December 26, 2024
Should You Cut Them Off?
Should you cut them off? Ending a relationship with a bad friend, bad lover or bad family member is extremely difficult, but I'm here to give you the courage and confidence to move forward without them.
These words are heavy, and I’m writing for the people who’ve already spent months delaying the inevitable.
You’ve spent months ignoring the truth.
You’ve spent months enduring the hurt.
Sometimes you need to end things because sometimes people don’t listen.
Sometimes you need to end things because people aren’t capable of getting better.
Sometimes there’s a history of mistreatment or manipulation which leaves you feeling trapped or unable to make positive life changes - this is the worst kind of relationship: chronic conflict, perpetual unsafety, week after week of disrespectful interactions.
No matter the truth of your bad situation, it’s very difficult to consider cutting somebody off unless you know you’ll be able to get out without getting sucked back into unconscious dynamics, trauma bonds or otherwise being plagued and pestered by their lingering presence - you can mute their messages, but you can’t mute their presence in your psyche.
You’ve got too much history, too many threads, and it won’t be easy to untangle the mess you’ve made together… but that doesn’t mean you shouldn’t make an effort to pause and reflect on the health of your relationship for 2025 and beyond.

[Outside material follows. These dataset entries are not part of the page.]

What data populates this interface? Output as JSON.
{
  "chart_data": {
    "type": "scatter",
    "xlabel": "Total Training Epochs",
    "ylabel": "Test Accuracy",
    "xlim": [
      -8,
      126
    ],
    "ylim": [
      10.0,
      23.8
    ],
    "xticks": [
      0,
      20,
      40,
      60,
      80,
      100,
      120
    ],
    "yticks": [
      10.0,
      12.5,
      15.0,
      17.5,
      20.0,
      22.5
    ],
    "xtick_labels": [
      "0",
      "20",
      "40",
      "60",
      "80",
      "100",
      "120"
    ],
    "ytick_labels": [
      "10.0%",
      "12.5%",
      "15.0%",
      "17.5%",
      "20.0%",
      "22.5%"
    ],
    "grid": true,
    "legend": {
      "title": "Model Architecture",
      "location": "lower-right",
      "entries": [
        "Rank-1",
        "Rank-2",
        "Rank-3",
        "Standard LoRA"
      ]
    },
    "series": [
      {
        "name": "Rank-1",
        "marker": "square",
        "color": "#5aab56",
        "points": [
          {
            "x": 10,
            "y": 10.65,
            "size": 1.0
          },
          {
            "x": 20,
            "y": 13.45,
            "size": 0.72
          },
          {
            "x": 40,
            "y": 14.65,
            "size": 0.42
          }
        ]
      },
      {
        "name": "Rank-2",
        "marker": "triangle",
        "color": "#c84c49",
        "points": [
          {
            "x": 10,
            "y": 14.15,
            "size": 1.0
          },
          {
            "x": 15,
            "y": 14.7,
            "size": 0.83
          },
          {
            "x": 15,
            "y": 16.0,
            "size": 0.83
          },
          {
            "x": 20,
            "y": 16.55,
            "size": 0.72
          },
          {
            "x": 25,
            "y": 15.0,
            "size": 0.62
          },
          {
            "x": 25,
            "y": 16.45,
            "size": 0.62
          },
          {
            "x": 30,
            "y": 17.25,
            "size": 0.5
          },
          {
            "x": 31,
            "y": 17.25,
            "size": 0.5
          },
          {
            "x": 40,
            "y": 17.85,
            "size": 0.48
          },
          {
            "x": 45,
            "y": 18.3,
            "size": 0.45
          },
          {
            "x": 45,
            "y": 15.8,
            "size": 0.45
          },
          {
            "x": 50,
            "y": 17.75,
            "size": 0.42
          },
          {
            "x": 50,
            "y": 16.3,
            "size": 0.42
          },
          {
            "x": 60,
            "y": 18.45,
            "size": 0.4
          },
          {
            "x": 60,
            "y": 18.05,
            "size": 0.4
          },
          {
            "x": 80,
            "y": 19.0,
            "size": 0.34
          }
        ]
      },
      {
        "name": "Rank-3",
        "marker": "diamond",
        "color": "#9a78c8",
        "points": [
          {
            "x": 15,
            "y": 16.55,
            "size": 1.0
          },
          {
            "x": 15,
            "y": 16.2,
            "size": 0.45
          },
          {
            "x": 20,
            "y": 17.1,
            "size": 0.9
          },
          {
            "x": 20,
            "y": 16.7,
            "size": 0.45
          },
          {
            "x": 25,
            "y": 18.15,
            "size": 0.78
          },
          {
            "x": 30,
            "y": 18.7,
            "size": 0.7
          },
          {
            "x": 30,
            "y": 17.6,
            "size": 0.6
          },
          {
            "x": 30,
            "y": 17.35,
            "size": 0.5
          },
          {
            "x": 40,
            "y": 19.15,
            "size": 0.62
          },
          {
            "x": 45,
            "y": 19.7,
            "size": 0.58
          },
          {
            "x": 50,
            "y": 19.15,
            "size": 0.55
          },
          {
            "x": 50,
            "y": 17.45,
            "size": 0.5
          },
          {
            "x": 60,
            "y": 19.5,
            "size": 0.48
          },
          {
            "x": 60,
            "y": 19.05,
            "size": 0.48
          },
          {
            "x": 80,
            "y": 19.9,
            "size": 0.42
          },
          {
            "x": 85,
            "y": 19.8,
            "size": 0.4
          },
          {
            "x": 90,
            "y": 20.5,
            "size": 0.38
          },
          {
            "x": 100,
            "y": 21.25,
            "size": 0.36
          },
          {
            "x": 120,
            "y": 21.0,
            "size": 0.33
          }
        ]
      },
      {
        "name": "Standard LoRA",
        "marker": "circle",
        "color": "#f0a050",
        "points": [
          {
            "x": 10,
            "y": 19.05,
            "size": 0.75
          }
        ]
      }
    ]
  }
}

Practically speaking, if you’re attempting to initiate and maintain a permanent boundary, then I want you to remember that the breakup process is likely to be far more messy than simply telling people what you do or do not want to happen and expecting them to respectfully follow your wishes - most people don’t listen, they usually stay the same, and sometimes they get worse.
The truth is brutal, but you shouldn’t expect the other person to magically enter into their best behaviour during the breakup.
My best, most practical advice for anybody who is thinking about creating permanent relationship boundaries is to systematically withdraw your projections and scattered energetic investments.
Let the dream die, and start focusing your energy on improving your self esteem and self respect as your enduring, and top priority.
Get your finances and practical affairs in order, but don’t rush into the difficult conversation if you need time to prepare.
You can pull off this transition, and you’ll need skill and faith to get through to the other side.
Genuine self love and self respect are a life-changing inner work, and I want you to feel like you care enough about yourself to do the difficult boundary building and prioritise your own best intentions for 2025.
This won’t be a quick process - it will take months to maintain the healthy distance and put yourself back together - but I’m writing these words to encourage the people who’ve forgotten the feeling of safety and empowerment in their relationship.
Check the comments for support.
Share your story.
We got this.
Jordan
P.S. If you’re not going to end it, then fix it.